Garcia writes in the book that she “didn’t know anything about” the room, which her husband had set up while she was in the hospital, because “he wanted to surprise me.” Needless to say, she questioned why he took Oprah to see it.

“Oprah saw it before I did,” she wrote in her book. “I have to wonder why he took her in there. They stood in the middle of this colorful paradise of toys. It had everything a perfect nursery needs, except for the only thing a perfect nursery needs.”

Garcia also wrote that during the interview, “I sat on the sofa, smiling a pretty ballerina smile. I’d been instructed by my husband, ‘Say nothing about Amiir.’”

However, in the interview with Oprah, Garcia did bring up her pregnancy. Asked about some of the romantic things Prince had done for her, she mentioned the songs he had written, including, “Let’s Have a Baby.” She offered, “Because of that, I got pregnant.”

Then Oprah asks them to set the record straight about the baby rumors, another moment that’s hard to watch now. Mayte stared at Prince (and away from the camera, as if to fight off tears) as he replied, “Our family exists. We’re just beginning it. We got many kids to have. A long way to go.”

(GIF: Oprah Winfrey Show)
(GIF: Oprah Winfrey Show)

As for the tabloid chatter that there was something wrong with their child, he said, “It’s all good. Never mind what you hear.”

Perhaps the saddest line, however, was Oprah saying that Prince had told her he wanted 10 children — and to have kids everywhere. Mayte agreed that was her goal too. “I never wanted it more.”

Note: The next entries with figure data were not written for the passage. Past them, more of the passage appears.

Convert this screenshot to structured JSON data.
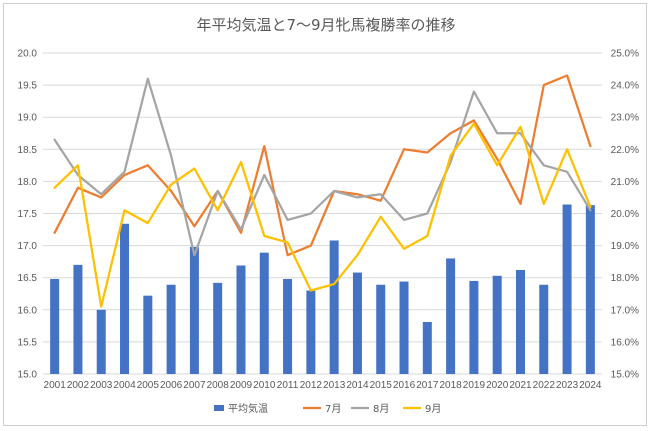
{
  "chart_data": {
    "type": "bar",
    "title": "年平均気温と7～9月牝馬複勝率の推移",
    "categories": [
      "2001",
      "2002",
      "2003",
      "2004",
      "2005",
      "2006",
      "2007",
      "2008",
      "2009",
      "2010",
      "2011",
      "2012",
      "2013",
      "2014",
      "2015",
      "2016",
      "2017",
      "2018",
      "2019",
      "2020",
      "2021",
      "2022",
      "2023",
      "2024"
    ],
    "left_axis": {
      "min": 15.0,
      "max": 20.0,
      "step": 0.5,
      "ticks": [
        "15.0",
        "15.5",
        "16.0",
        "16.5",
        "17.0",
        "17.5",
        "18.0",
        "18.5",
        "19.0",
        "19.5",
        "20.0"
      ]
    },
    "right_axis": {
      "min": 15.0,
      "max": 25.0,
      "step": 1.0,
      "unit": "%",
      "ticks": [
        "15.0%",
        "16.0%",
        "17.0%",
        "18.0%",
        "19.0%",
        "20.0%",
        "21.0%",
        "22.0%",
        "23.0%",
        "24.0%",
        "25.0%"
      ]
    },
    "grid": true,
    "legend_position": "bottom",
    "series": [
      {
        "name": "平均気温",
        "type": "bar",
        "axis": "left",
        "color": "#4472C4",
        "values": [
          16.48,
          16.7,
          16.0,
          17.34,
          16.22,
          16.39,
          16.98,
          16.42,
          16.69,
          16.89,
          16.48,
          16.3,
          17.08,
          16.58,
          16.39,
          16.44,
          15.81,
          16.8,
          16.45,
          16.53,
          16.62,
          16.39,
          17.64,
          17.63
        ]
      },
      {
        "name": "7月",
        "type": "line",
        "axis": "right",
        "color": "#ED7D31",
        "values": [
          19.4,
          20.8,
          20.5,
          21.2,
          21.5,
          20.7,
          19.6,
          20.7,
          19.4,
          22.1,
          18.7,
          19.0,
          20.7,
          20.6,
          20.4,
          22.0,
          21.9,
          22.5,
          22.9,
          21.7,
          20.3,
          24.0,
          24.3,
          22.1
        ]
      },
      {
        "name": "8月",
        "type": "line",
        "axis": "right",
        "color": "#A5A5A5",
        "values": [
          22.3,
          21.2,
          20.6,
          21.3,
          24.2,
          21.8,
          18.7,
          20.7,
          19.5,
          21.2,
          19.8,
          20.0,
          20.7,
          20.5,
          20.6,
          19.8,
          20.0,
          21.6,
          23.8,
          22.5,
          22.5,
          21.5,
          21.3,
          20.1
        ]
      },
      {
        "name": "9月",
        "type": "line",
        "axis": "right",
        "color": "#FFC000",
        "values": [
          20.8,
          21.5,
          17.1,
          20.1,
          19.7,
          20.9,
          21.4,
          20.1,
          21.6,
          19.3,
          19.1,
          17.6,
          17.8,
          18.7,
          19.9,
          18.9,
          19.3,
          21.8,
          22.8,
          21.5,
          22.7,
          20.3,
          22.0,
          20.2
        ]
      }
    ]
  }
}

A previous excerpt the magazine ran on Wednesday described how Mayte and Prince were thrilled to learn about the pregnancy, and how things were going well until one day, she began bleeding. On two occasions, a doctor encouraged Mayte to have an amniocentesis to test for abnormalities, but Prince opposed the idea. (In fairness, the test does carry a risk of miscarriage.) Instead, Prince, who was very religious and became a Jehovah’s Witness in 2001, said that they would just pray that the baby would be OK.

On Oct. 16, 1996, when the baby was born via C-section, the couple was elated: “I don’t know how to describe the look on my husband’s face. Pure joy.” But things changed when “They held the baby up to those harsh lights. The elation on my husband’s face turned to pure terror.”

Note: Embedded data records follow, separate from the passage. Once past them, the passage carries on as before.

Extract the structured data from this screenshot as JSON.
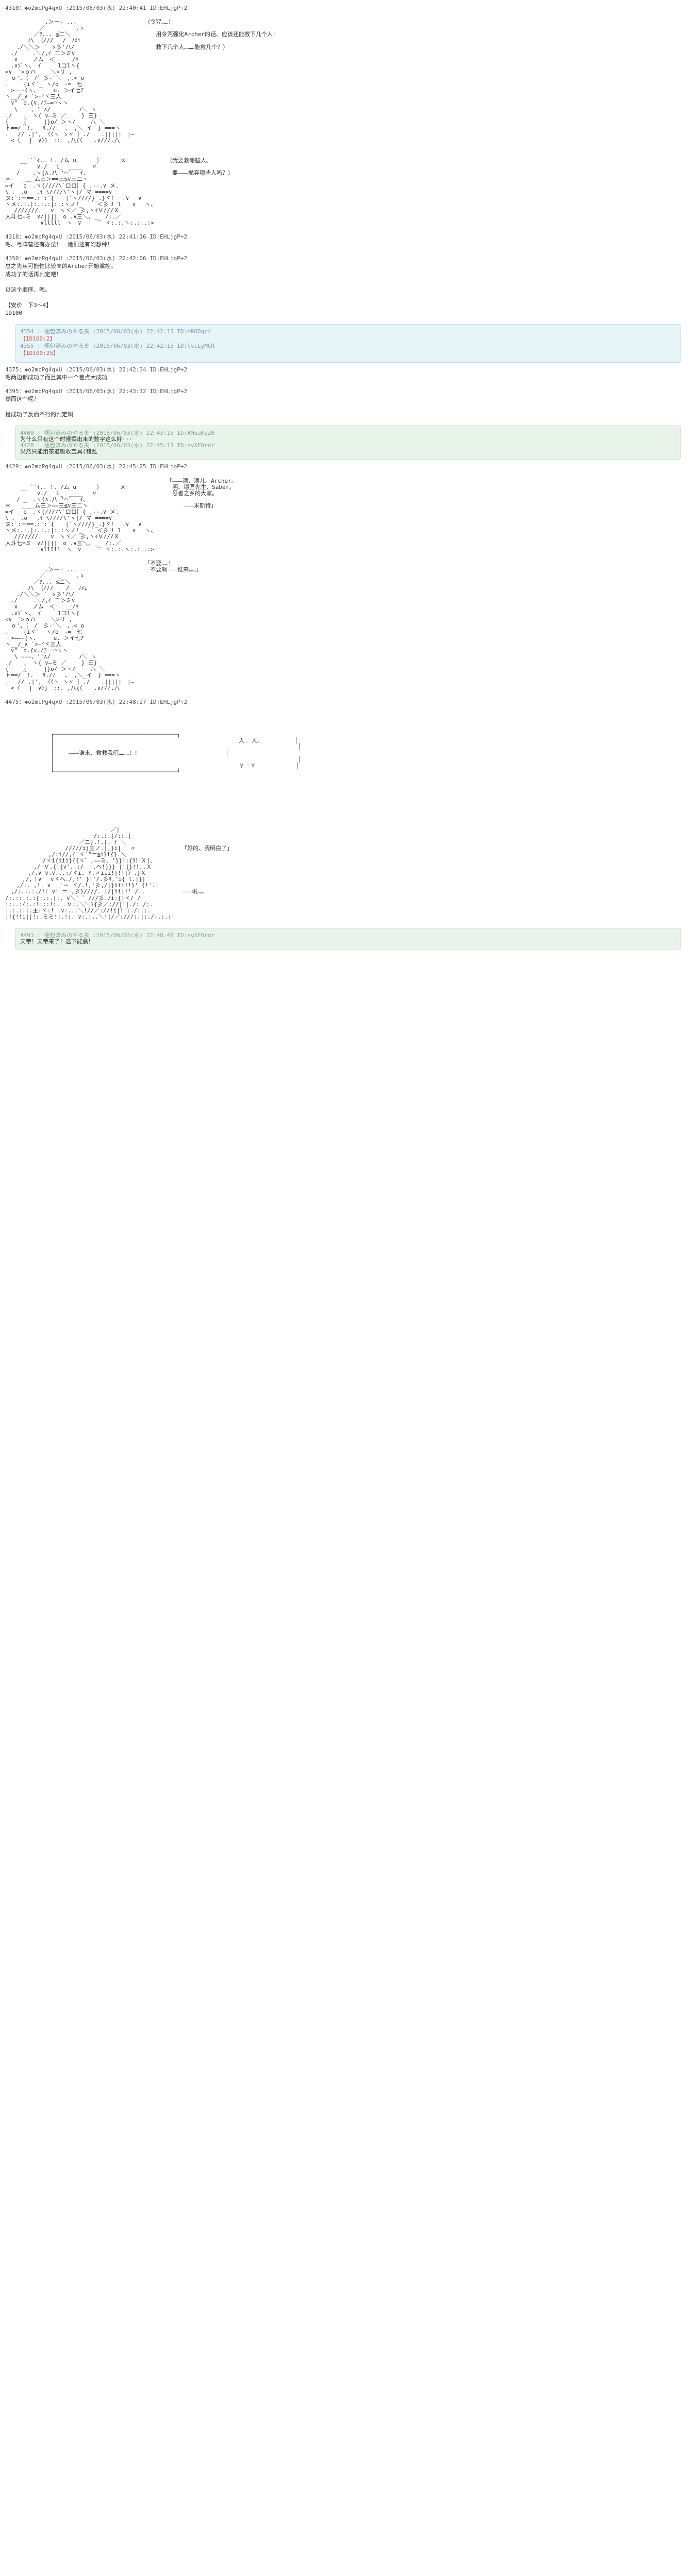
{
  "posts": {
    "p4310": {
      "header": "4310：◆o2mcPg4qxU :2015/06/03(水) 22:40:41 ID:EHLjgP+2",
      "dialogue_title": "（令咒……！",
      "dialogue_l1": "　　用令咒强化Archer的话、应该还能救下几个人！",
      "dialogue_l2": "　　救下几个人………能救几个？）"
    },
    "p4310b": {
      "dialogue_l1": "（我要救哪些人。",
      "dialogue_l2": "　要———抛弃哪些人吗？）"
    },
    "p4318": {
      "header": "4318：◆o2mcPg4qxU :2015/06/03(水) 22:41:16 ID:EHLjgP+2",
      "text": "嗯、弓阵营还有办法！　她们还有幻想种！"
    },
    "p4350": {
      "header": "4350：◆o2mcPg4qxU :2015/06/03(水) 22:42:06 ID:EHLjgP+2",
      "l1": "总之先从可能性比较高的Archer开始掌控。",
      "l2": "成功了的话再判定吧！",
      "l3": "以这个顺序、嗯。",
      "l4": "【安价　下3～4】",
      "l5": "1D100"
    },
    "reply_blue": {
      "r1_header": "4354 : 梱包済みのやる夫 :2015/06/03(水) 22:42:15 ID:mR6Dgc4",
      "r1_roll": "【1D100:2】",
      "r2_header": "4355 : 梱包済みのやる夫 :2015/06/03(水) 22:42:15 ID:lvcLyMCR",
      "r2_roll": "【1D100:25】"
    },
    "p4375": {
      "header": "4375：◆o2mcPg4qxU :2015/06/03(水) 22:42:34 ID:EHLjgP+2",
      "text": "嗯两边都成功了而且其中一个差点大成功"
    },
    "p4395": {
      "header": "4395：◆o2mcPg4qxU :2015/06/03(水) 22:43:12 ID:EHLjgP+2",
      "l1": "然而这个呢？",
      "l2": "是成功了反而不行的判定啊"
    },
    "reply_green1": {
      "r1_header": "4400 : 梱包済みのやる夫 :2015/06/03(水) 22:43:15 ID:AMuaKpZ0",
      "r1_text": "为什么只有这个时候掷出来的数字这么好···",
      "r2_header": "4428 : 梱包済みのやる夫 :2015/06/03(水) 22:45:13 ID:syXF0rdr",
      "r2_text": "果然只能用茶道吸收宝具(错乱"
    },
    "p4429": {
      "header": "4429：◆o2mcPg4qxU :2015/06/03(水) 22:45:25 ID:EHLjgP+2",
      "dialogue": "「———漂、漂儿。Archer。\n　明、锻匠先生、Saber。\n　忍者之乡的大家。\n\n　　　———米斯特」"
    },
    "p4429b": {
      "dialogue": "「不要……！\n　不要啊———谁来……」"
    },
    "p4475": {
      "header": "4475：◆o2mcPg4qxU :2015/06/03(水) 22:48:27 ID:EHLjgP+2",
      "dialogue": "———谁来、救救我们………！！"
    },
    "p4475b": {
      "dialogue": "「好的、我明白了」",
      "suffix": "———帆……"
    },
    "reply_green2": {
      "header": "4493 : 梱包済みのやる夫 :2015/06/03(水) 22:48:48 ID:syXF0rdr",
      "text": "天帝！天帝来了！这下能赢！"
    }
  }
}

Mayte attended the BET Awards last June. (Photo: Jason LaVeris/FilmMagic)
Mayte attended the BET Awards last June. (Photo: Jason LaVeris/FilmMagic)

She described how Pfeiffer syndrome Type 2 is “a genetic disorder that causes skeletal and systematic abnormalities. The premature fusing of the bones in the skull, sometimes resulting in ‘cloverleaf skull,’ in which the eyes are outside the sockets. The fusion of bones in the hands and feet, causing a webbed or pawlike appearance … I learned all of this later.”

The baby died six days later. Mayte went on to get pregnant again, soon after the death of Amiir, but she suffered a miscarriage. That was too much for the couple to endure. On their third anniversary, they announced plans to annul their marriage, but officially divorced in 2000.

Garcia’s book comes out April 4 — just ahead of the first anniversary of Prince’s death.